El manual del Departamento de Defensaque tiene más de 1.000 páginas, señala específicamente que “fingir la condición de civil y luego atacar” es un ejemplo de esta práctica. Un manual de la Fuerza Aérea dice que la práctica fue prohibida porque significa que el enemigo “no toma precauciones que de otro modo serían necesarias”.
El manual de la Marina explica que “atacar a las fuerzas enemigas haciéndose pasar por un civil pone en peligro a todos los civiles” y que los marineros deben utilizar la fuerza ofensiva “dentro de los límites del honor militar, especialmente sin recurrir a la perfidia”.
Wilson dijo que cada avión se somete a un “riguroso proceso de adquisición para garantizar el cumplimiento de la ley nacional, las políticas y regulaciones del departamento y los estándares internacionales aplicables, incluido el derecho de los conflictos armados”.
El avión, que fue pintado como un avión civil, fue utilizado en un ataque el 2 de septiembre, el primero de lo que se convertiría en una campaña de meses de mortíferos ataques militares estadounidenses contra presuntos barcos narcotraficantes con ramificaciones políticas para la administración Trump.
Pete Hegseth, secretario de Defensa y otros altos funcionarios fueron invitados por el Congreso a abordar sus preguntas e inquietudes con respecto a estas acciones, particularmente la primera, ya que implicó una huelga de seguimiento que mató a dos sobrevivientes aferrándose a los restos del barco alcanzado durante el ataque inicial.
Los expertos legales dijeron que la huelga de seguimiento tal vez fue ilegal porque golpear a los náufragos se considera contrario a las leyes de la guerra. Algunos legisladores han pedido al Pentágono que hacer público el vídeo sin editar de la operación, que Hegseth dijo que no haría.
En una reunión del gabinete de Trump el 1 de diciembre, Hegseth dijo que “vio ese primer ataque en vivo” pero se fue antes del siguiente.
Justificación legal para el derrocamiento de Maduro compartida con legisladores
Los senadores pudieron examinar el martes, en un ambiente confidencial, el dictamen legal aún no divulgado de la Casa Blanca por haber utilizado al ejército para derrocar a Maduro. Ha sido descrito como un documento extenso que describe las justificaciones de la administración Trump.
Al salir de las instalaciones clasificadas del Capitolio, el senador Rand Paul de Kentucky, un republicano que durante mucho tiempo se ha opuesto a las campañas militares estadounidenses en el extranjero, dijo que ninguna de las justificaciones legales debería mantenerse en secreto.
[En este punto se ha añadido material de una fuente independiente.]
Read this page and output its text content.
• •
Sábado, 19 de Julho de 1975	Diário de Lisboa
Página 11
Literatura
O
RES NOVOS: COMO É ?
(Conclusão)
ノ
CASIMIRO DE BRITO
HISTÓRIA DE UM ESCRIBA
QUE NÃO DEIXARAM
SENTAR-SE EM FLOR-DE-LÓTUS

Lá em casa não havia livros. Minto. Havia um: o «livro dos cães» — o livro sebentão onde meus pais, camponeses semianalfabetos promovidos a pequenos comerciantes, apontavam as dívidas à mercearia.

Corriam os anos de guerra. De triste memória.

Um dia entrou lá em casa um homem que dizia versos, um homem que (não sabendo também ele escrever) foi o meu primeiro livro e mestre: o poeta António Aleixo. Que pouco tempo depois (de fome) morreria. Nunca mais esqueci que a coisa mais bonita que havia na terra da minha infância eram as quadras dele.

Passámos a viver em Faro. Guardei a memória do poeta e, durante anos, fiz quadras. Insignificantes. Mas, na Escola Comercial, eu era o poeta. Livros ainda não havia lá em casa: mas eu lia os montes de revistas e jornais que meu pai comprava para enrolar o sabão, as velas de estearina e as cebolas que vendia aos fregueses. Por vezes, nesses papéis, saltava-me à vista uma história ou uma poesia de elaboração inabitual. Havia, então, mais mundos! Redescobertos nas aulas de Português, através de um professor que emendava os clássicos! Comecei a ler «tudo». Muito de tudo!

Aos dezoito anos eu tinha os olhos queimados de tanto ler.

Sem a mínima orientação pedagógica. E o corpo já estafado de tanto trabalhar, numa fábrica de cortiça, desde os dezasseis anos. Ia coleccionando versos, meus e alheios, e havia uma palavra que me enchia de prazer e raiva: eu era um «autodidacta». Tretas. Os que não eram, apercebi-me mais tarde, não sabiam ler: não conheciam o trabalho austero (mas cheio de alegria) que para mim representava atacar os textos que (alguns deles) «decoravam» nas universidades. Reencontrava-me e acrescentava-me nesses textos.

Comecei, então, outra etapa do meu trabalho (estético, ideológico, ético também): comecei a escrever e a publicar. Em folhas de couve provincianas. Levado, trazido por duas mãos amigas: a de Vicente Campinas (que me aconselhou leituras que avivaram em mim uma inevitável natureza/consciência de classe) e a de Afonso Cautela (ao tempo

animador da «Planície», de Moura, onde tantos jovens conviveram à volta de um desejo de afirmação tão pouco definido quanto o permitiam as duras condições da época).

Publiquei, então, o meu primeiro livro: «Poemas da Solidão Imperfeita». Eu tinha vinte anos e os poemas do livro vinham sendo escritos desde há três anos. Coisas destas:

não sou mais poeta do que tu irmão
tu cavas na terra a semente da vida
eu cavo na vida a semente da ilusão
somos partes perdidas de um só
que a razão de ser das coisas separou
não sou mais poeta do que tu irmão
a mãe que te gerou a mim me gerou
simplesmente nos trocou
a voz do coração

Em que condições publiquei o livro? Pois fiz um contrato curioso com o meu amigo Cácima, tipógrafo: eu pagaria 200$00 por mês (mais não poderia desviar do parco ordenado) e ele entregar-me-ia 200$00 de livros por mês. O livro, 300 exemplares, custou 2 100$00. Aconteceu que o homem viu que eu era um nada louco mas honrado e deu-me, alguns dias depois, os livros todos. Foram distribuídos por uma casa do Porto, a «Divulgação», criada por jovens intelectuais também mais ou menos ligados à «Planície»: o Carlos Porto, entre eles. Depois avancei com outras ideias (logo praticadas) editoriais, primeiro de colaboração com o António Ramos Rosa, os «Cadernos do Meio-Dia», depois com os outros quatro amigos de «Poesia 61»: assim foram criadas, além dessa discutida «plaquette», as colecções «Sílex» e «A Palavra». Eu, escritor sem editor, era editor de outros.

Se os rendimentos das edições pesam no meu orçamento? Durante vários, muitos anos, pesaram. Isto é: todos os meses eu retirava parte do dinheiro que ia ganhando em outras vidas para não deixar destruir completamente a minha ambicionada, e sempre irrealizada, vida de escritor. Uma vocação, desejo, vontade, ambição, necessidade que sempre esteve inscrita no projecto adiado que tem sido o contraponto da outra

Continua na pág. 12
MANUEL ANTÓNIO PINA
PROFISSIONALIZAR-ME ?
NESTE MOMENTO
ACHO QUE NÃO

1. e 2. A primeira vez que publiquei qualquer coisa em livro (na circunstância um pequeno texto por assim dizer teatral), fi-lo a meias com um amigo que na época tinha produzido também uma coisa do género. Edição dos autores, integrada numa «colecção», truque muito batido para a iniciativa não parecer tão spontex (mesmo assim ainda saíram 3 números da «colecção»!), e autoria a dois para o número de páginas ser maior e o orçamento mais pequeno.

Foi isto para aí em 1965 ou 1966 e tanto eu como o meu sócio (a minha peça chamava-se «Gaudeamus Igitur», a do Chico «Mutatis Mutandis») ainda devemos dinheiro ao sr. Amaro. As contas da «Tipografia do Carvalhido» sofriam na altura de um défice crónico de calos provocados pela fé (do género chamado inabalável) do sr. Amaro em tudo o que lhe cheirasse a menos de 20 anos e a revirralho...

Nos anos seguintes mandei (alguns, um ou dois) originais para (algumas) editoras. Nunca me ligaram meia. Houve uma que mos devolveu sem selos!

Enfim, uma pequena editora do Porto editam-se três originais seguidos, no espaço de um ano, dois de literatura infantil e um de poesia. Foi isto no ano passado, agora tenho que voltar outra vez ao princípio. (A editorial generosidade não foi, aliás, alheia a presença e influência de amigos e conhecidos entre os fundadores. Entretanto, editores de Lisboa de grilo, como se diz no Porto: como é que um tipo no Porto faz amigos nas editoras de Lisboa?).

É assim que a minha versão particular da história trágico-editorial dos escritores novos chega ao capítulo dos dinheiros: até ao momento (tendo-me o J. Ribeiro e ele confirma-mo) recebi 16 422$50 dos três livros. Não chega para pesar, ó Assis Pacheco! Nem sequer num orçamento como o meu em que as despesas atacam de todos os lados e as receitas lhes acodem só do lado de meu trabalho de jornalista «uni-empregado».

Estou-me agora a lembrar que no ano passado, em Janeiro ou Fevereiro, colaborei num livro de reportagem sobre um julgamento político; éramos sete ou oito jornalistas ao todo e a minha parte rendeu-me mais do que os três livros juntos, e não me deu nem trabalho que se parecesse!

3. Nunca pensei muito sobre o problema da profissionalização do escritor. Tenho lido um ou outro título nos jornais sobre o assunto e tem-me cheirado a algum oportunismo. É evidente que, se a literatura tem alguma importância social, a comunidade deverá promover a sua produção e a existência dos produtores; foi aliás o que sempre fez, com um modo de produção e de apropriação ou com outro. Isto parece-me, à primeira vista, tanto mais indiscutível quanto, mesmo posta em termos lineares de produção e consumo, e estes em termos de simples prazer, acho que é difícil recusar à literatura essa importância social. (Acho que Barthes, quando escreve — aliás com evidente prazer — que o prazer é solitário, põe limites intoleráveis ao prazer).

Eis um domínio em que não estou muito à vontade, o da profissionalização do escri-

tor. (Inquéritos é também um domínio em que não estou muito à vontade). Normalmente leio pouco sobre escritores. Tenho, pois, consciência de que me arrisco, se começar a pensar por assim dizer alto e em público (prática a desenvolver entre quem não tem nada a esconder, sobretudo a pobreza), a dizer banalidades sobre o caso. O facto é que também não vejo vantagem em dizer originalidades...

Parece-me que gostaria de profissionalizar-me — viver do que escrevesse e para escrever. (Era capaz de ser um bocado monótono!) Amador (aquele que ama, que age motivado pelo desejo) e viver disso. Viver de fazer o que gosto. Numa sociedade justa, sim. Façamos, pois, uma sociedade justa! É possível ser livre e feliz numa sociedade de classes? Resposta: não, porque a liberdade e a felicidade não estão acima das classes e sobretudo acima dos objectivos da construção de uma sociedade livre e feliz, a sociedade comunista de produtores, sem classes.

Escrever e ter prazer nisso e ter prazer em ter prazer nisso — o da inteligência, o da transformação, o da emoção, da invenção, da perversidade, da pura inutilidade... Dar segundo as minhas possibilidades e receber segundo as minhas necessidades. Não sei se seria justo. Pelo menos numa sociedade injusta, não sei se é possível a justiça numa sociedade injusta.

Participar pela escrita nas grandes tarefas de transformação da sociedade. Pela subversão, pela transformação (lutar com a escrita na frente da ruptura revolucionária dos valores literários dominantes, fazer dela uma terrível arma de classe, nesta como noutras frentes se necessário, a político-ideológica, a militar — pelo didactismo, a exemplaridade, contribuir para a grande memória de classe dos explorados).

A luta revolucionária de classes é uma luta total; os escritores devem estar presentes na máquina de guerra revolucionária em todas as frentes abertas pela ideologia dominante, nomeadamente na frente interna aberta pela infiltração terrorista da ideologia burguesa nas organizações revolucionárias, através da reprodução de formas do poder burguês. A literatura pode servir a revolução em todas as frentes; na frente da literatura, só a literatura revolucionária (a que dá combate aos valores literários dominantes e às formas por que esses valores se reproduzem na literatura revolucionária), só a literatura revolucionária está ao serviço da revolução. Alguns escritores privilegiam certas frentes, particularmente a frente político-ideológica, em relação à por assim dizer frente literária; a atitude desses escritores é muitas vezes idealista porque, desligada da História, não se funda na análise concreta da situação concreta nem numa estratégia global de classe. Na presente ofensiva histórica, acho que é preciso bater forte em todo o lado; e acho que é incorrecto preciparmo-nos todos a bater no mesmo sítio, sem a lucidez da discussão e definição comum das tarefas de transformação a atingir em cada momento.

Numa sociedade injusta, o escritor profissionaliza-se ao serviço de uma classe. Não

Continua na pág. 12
“Todos los argumentos legales y constitucionales deberían ser públicos, y es terrible que todo esto se mantenga en secreto porque los argumentos no son muy buenos”, dijo Paul.
El senador Peter Welch, demócrata de Vermont, dijo que no tenía confianza en la legalidad de la operación venezolana y particularmente en los planes de Trump para “gobernar” el país sudamericano. Secretario de Estado Marco Rubio declaró que el control vendría de la aplicación de un cuarentena de petroleros sancionados vinculados a Venezuela como a Estados Unidos afirma su poder sobre el petróleo del país.
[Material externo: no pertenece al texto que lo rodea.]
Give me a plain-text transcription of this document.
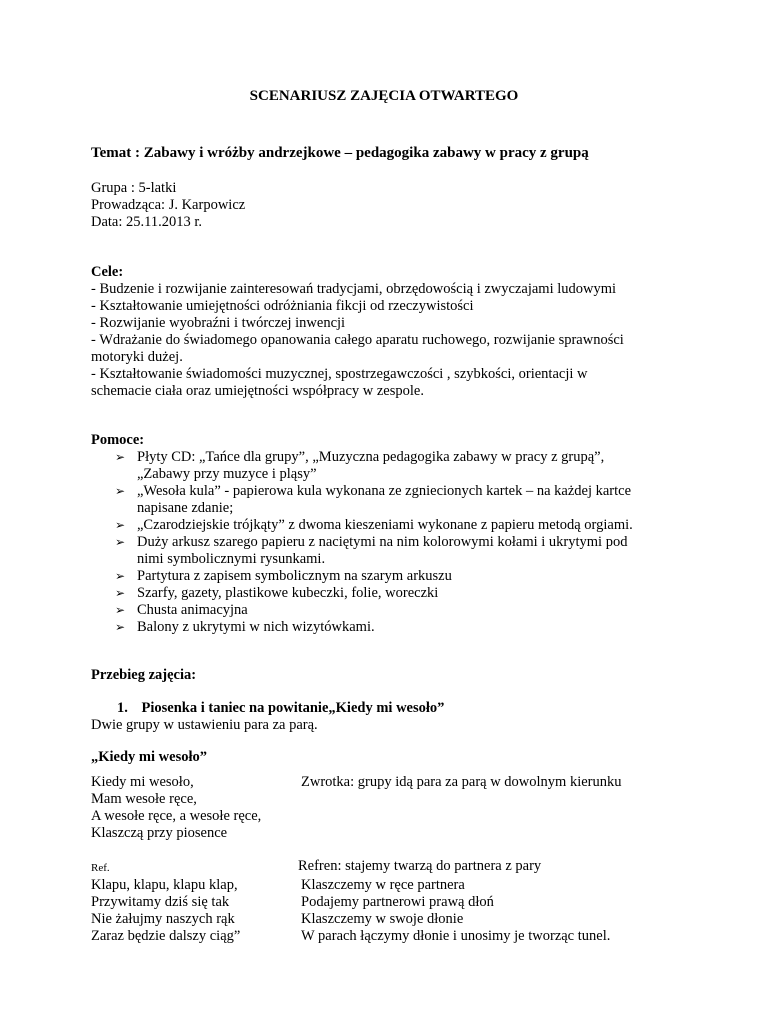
SCENARIUSZ ZAJĘCIA OTWARTEGO
Temat : Zabawy i wróżby andrzejkowe – pedagogika zabawy w pracy z grupą
Grupa : 5-latki
Prowadząca: J. Karpowicz
Data: 25.11.2013 r.
Cele:
- Budzenie i rozwijanie zainteresowań tradycjami, obrzędowością i zwyczajami ludowymi
- Kształtowanie umiejętności odróżniania fikcji od rzeczywistości
- Rozwijanie wyobraźni i twórczej inwencji
- Wdrażanie do świadomego opanowania całego aparatu ruchowego, rozwijanie sprawności
motoryki dużej.
- Kształtowanie świadomości muzycznej, spostrzegawczości , szybkości, orientacji w
schemacie ciała oraz umiejętności współpracy w zespole.
Pomoce:
➢ Płyty CD: „Tańce dla grupy”, „Muzyczna pedagogika zabawy w pracy z grupą”,
„Zabawy przy muzyce i pląsy”
➢ „Wesoła kula” - papierowa kula wykonana ze zgniecionych kartek – na każdej kartce
napisane zdanie;
➢ „Czarodziejskie trójkąty” z dwoma kieszeniami wykonane z papieru metodą orgiami.
➢ Duży arkusz szarego papieru z naciętymi na nim kolorowymi kołami i ukrytymi pod
nimi symbolicznymi rysunkami.
➢ Partytura z zapisem symbolicznym na szarym arkuszu
➢ Szarfy, gazety, plastikowe kubeczki, folie, woreczki
➢ Chusta animacyjna
➢ Balony z ukrytymi w nich wizytówkami.
Przebieg zajęcia:
1. Piosenka i taniec na powitanie„Kiedy mi wesoło”
Dwie grupy w ustawieniu para za parą.
„Kiedy mi wesoło”
Kiedy mi wesoło,	Zwrotka: grupy idą para za parą w dowolnym kierunku
Mam wesołe ręce,
A wesołe ręce, a wesołe ręce,
Klaszczą przy piosence
Ref.	Refren: stajemy twarzą do partnera z pary
Klapu, klapu, klapu klap,	Klaszczemy w ręce partnera
Przywitamy dziś się tak	Podajemy partnerowi prawą dłoń
Nie żałujmy naszych rąk	Klaszczemy w swoje dłonie
Zaraz będzie dalszy ciąg”	W parach łączymy dłonie i unosimy je tworząc tunel.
“La pregunta sigue siendo si el uso del ejército puede usarse para llevar a una persona ante la justicia”, dijo Welch, calificando a Maduro de “verdaderamente malvado”.
La justificación legal se refería a la acción militar “pero no a la realidad actual de que el presidente está diciendo que estaremos aquí durante años y gobernaremos Venezuela”, dijo Welch.